Fyre’s recurring juxtaposition of the original, alluring promo video, and the grim, dysfunctional scenario that played out, recalls The Social Network trailer’s pairing of smiley Facebook aesthetics with Radiohead’s “Creep”, and the two share Trent Reznor and Atticus Ross’ dark ambience. The two films are also history book catalogues of electronic capitalism’s social ills, the strangeness of life inside the internet’s hall of mirrors.
Responding to the criticism of the promo video, and the models paid to take part, one marketer offers the insight the Fyre festival not only couldn’t happen, but already had happened: the low-key, high-expense, professionally produced shoot that kicked the whole thing off. That is what people paid for.
Smith doesn’t do much contextual hand-wringing, keeping his thriller-like focus on chronology, but the film registers broader cultural longings, in particular our appetite for visions of ecstatic self-fulfilment, and the shamelessness of the people who promise them to us.

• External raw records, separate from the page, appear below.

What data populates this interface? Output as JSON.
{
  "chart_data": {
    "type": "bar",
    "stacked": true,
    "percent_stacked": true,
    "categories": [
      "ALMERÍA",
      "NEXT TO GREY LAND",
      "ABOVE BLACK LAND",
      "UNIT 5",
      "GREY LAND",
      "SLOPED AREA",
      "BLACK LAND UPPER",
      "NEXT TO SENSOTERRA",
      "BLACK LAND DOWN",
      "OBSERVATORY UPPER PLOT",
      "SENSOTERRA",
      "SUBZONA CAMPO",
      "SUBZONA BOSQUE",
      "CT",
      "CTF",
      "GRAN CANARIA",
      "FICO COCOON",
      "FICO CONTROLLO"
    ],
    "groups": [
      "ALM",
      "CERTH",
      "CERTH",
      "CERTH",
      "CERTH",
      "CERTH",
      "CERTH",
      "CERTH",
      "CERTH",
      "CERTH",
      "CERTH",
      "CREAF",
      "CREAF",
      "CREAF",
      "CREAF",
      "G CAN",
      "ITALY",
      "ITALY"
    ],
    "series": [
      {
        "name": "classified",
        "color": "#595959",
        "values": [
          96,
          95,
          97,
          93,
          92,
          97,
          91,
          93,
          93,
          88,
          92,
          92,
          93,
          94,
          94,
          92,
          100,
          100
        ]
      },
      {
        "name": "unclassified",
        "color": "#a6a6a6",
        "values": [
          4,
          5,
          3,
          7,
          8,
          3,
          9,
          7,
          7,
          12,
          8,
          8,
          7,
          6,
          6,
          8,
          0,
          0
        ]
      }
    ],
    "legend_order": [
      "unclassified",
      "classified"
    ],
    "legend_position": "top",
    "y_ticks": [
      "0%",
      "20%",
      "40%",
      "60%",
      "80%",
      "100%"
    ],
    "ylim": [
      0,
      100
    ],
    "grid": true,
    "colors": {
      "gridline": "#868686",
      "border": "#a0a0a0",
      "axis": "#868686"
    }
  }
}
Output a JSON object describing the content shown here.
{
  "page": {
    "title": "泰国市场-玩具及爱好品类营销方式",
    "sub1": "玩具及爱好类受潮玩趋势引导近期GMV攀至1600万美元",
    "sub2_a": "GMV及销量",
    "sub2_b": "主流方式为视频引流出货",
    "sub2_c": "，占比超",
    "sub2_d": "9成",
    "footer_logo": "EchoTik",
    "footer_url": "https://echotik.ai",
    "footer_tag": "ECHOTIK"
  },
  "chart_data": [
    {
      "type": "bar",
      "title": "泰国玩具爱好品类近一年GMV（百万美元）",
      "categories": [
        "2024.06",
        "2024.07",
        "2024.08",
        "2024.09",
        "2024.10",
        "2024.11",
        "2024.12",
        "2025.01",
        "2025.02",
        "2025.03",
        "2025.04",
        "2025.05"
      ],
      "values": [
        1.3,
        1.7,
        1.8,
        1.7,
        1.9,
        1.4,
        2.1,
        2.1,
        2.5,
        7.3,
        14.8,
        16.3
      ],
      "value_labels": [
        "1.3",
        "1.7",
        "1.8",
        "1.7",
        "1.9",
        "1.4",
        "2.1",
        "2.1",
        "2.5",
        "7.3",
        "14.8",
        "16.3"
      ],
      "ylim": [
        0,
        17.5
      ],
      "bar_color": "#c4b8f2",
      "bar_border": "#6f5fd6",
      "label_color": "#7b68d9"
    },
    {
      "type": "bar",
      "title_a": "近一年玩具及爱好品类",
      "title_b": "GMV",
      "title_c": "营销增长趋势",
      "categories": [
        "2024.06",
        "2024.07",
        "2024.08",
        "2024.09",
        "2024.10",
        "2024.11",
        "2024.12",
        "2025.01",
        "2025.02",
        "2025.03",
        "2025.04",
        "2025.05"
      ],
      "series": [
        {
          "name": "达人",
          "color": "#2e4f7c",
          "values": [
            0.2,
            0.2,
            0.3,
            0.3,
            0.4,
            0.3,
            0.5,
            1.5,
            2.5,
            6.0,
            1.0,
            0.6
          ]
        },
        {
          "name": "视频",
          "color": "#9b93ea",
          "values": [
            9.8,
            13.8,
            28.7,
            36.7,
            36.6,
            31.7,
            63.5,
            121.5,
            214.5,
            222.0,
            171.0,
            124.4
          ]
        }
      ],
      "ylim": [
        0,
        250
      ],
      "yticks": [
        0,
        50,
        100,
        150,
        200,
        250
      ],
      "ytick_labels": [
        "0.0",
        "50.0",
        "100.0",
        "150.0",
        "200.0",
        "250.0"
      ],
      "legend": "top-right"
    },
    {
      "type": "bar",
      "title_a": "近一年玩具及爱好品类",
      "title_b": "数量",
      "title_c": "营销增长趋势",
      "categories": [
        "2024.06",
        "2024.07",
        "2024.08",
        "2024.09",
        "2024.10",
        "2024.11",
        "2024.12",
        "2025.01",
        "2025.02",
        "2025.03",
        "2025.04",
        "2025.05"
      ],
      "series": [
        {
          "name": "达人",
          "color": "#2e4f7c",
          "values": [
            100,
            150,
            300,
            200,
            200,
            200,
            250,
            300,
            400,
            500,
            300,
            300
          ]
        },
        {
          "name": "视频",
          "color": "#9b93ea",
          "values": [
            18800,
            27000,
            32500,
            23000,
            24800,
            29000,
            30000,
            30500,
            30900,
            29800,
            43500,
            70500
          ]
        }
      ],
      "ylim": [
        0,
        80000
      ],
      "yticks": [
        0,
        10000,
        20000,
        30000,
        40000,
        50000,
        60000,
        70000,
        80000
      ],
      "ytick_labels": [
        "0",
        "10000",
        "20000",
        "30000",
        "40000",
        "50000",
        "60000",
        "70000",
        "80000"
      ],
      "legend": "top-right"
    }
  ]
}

Essentially the Fyre festival was, as McFarland explains to an investor, “a pipe-dream for losers”, ordinary shmoes willing to blow a hole in their bank balance for a chance, however temporary, to live among The Golden People.
Reality hits like a bucket of ice water, and it’s impossible to look away. Conor Smyth
Fyre: The Greatest Party That Never Happened is available to stream on Netflix.